Le Parallèle sur la voie du milieu

Le Cinéma Parallèle est bien vivant. On s'inquiétait pour sa santé, depuis que le navire Ex-Centris, qui a changé de cap, l'a déposé sur son radeau. Mais une conversation cette semaine avec sa directrice générale, Caroline Masse, confirme que l'institution, qui loge à la même enseigne — en attendant la construction d'un nouveau chapiteau sur le site du métro Saint-Laurent (prévu pour 2011) — et qui vient d'être secourue par la SODEC à hauteur de 175 000 $ pour subsister dans l'intervalle, se porte bien.

Dans les circonstances.

Sur un autre front, le cinéma québécois que défend le Parallèle se porte bien lui aussi, comme en témoigne la programmation de trois films québécois à la Quinzaine des réalisateurs de Cannes: Polytechnique de Denis Villeneuve, Carcasses de Denis Côté et J'ai tué ma mère de Xavier Dolan.

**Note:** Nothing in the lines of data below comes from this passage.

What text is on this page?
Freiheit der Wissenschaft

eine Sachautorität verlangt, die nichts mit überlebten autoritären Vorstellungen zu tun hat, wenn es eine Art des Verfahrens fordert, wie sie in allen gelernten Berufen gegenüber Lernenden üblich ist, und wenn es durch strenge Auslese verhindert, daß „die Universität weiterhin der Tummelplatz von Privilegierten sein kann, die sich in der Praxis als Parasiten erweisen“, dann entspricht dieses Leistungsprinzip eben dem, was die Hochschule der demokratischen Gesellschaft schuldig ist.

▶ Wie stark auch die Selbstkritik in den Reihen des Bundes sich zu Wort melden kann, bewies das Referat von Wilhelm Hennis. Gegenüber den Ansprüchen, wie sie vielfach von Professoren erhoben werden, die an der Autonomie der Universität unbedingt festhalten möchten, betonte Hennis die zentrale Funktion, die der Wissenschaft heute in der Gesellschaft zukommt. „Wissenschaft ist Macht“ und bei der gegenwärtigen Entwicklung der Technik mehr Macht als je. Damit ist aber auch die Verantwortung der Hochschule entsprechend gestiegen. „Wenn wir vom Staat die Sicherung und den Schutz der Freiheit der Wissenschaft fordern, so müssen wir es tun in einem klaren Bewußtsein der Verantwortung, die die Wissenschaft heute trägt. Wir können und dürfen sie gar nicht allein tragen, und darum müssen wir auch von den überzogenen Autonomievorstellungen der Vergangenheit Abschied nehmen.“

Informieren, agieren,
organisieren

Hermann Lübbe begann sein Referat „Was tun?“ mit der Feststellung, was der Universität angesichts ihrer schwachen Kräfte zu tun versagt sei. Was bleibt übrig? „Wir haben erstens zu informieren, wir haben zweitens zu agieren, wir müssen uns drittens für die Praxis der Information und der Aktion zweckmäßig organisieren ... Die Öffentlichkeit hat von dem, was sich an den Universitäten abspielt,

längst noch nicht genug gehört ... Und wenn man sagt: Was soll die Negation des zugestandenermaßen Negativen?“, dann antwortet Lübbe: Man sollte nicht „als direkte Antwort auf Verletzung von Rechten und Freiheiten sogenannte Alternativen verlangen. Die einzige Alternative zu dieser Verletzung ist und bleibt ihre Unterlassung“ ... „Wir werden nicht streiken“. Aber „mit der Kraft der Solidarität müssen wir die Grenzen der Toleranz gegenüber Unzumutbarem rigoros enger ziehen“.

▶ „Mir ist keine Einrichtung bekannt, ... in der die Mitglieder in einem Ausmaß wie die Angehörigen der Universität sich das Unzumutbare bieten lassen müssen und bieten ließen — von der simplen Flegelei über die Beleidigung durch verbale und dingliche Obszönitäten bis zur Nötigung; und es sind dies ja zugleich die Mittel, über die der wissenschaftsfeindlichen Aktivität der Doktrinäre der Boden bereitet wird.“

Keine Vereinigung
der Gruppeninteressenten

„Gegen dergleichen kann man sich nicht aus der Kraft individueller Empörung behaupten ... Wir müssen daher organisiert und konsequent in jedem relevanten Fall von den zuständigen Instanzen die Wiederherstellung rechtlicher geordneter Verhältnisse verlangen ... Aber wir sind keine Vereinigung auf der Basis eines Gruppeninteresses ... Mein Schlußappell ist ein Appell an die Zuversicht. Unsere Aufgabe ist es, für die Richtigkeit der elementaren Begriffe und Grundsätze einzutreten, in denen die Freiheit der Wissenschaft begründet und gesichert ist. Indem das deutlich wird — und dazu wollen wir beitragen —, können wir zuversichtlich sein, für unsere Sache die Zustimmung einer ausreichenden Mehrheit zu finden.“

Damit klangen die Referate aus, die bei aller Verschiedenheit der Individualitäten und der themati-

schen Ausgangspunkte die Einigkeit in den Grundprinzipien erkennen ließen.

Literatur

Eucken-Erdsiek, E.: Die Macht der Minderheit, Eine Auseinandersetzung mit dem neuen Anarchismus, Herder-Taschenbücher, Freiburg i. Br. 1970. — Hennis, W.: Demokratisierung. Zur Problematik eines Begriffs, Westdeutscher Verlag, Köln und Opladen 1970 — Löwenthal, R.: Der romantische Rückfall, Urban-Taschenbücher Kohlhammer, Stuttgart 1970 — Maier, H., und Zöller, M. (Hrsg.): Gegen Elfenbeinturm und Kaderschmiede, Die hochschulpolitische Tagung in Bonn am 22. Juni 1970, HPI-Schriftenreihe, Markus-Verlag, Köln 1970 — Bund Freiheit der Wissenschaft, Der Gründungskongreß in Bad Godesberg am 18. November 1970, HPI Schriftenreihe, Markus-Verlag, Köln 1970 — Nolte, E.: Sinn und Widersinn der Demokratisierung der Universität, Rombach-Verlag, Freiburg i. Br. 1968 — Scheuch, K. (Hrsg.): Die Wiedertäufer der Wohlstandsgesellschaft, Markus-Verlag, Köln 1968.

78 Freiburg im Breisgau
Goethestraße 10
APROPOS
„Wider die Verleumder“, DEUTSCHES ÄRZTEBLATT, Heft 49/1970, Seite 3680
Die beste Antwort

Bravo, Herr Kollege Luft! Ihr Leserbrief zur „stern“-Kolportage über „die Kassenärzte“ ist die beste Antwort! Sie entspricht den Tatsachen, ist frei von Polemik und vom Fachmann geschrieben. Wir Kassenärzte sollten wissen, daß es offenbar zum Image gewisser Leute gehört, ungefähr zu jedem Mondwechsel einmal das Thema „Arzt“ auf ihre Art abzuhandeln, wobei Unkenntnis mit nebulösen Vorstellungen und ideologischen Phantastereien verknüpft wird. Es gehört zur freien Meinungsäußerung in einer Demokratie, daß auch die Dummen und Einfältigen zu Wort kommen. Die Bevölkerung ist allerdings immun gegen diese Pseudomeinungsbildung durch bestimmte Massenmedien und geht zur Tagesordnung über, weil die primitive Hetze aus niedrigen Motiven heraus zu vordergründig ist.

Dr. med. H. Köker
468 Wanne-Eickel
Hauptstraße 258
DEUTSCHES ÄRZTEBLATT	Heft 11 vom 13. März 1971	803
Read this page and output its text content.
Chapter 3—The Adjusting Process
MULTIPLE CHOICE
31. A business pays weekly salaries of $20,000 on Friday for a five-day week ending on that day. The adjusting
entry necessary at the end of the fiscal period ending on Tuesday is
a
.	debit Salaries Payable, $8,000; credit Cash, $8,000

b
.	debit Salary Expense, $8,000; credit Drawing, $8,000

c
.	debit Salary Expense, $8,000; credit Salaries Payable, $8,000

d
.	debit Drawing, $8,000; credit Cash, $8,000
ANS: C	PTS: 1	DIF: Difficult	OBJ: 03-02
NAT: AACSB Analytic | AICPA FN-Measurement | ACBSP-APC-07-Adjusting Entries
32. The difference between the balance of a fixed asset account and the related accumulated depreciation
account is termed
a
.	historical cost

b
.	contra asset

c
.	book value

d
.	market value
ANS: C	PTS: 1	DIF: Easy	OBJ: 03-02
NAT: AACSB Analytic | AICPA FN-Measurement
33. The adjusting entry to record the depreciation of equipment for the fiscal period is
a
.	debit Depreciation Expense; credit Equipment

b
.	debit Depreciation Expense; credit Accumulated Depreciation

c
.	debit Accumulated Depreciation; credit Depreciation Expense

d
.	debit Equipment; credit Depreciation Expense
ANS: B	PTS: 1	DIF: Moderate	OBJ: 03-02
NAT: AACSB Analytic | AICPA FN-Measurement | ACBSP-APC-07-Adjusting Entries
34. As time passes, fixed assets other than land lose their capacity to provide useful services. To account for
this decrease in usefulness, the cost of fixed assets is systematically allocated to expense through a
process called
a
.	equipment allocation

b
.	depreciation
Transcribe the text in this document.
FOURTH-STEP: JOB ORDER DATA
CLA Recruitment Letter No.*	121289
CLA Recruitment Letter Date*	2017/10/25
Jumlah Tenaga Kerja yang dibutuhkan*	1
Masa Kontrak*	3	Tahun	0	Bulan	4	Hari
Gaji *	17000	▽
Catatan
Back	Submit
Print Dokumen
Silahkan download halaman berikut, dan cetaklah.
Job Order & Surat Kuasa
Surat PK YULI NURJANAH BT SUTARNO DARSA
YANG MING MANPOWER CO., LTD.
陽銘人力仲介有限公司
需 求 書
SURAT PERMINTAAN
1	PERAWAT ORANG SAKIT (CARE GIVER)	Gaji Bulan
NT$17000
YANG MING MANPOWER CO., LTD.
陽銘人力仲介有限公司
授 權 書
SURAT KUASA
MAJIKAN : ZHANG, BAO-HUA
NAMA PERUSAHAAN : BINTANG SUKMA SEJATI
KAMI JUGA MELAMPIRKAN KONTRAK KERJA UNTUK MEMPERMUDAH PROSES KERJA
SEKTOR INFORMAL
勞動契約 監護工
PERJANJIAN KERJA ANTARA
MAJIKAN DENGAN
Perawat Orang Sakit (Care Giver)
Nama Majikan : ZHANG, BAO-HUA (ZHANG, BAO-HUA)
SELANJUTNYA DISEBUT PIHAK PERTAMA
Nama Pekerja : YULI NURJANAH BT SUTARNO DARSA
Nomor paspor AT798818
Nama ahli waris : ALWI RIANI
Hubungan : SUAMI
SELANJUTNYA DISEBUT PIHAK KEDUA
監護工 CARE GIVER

Paradoxalement, ces deux derniers titres, d'auteur à petit budget, auront ensuite un accès très limité aux salles locales. Par manque d'écrans dédiés au cinéma d'auteur, justement. Carcasses ira se poser le 29 mai sur celui du Parallèle. Le cinéma Beaubien annonce la sortie de J'ai tué ma mère pour le 5 juin. En dehors de ces espaces privilégiés, auxquels il faut ajouter La Maison du cinéma de Sherbrooke, Le Clap de Québec et ultérieurement les ciné-clubs du Réseau Plus, la diffusion de ces oeuvres s'annonce difficile.

Comme quoi les films québécois qui brillent ailleurs sont souvent ceux qu'on voit le moins ici. Le phénomène n'est pas local. Il se répète à l'échelle de tous les pays producteurs.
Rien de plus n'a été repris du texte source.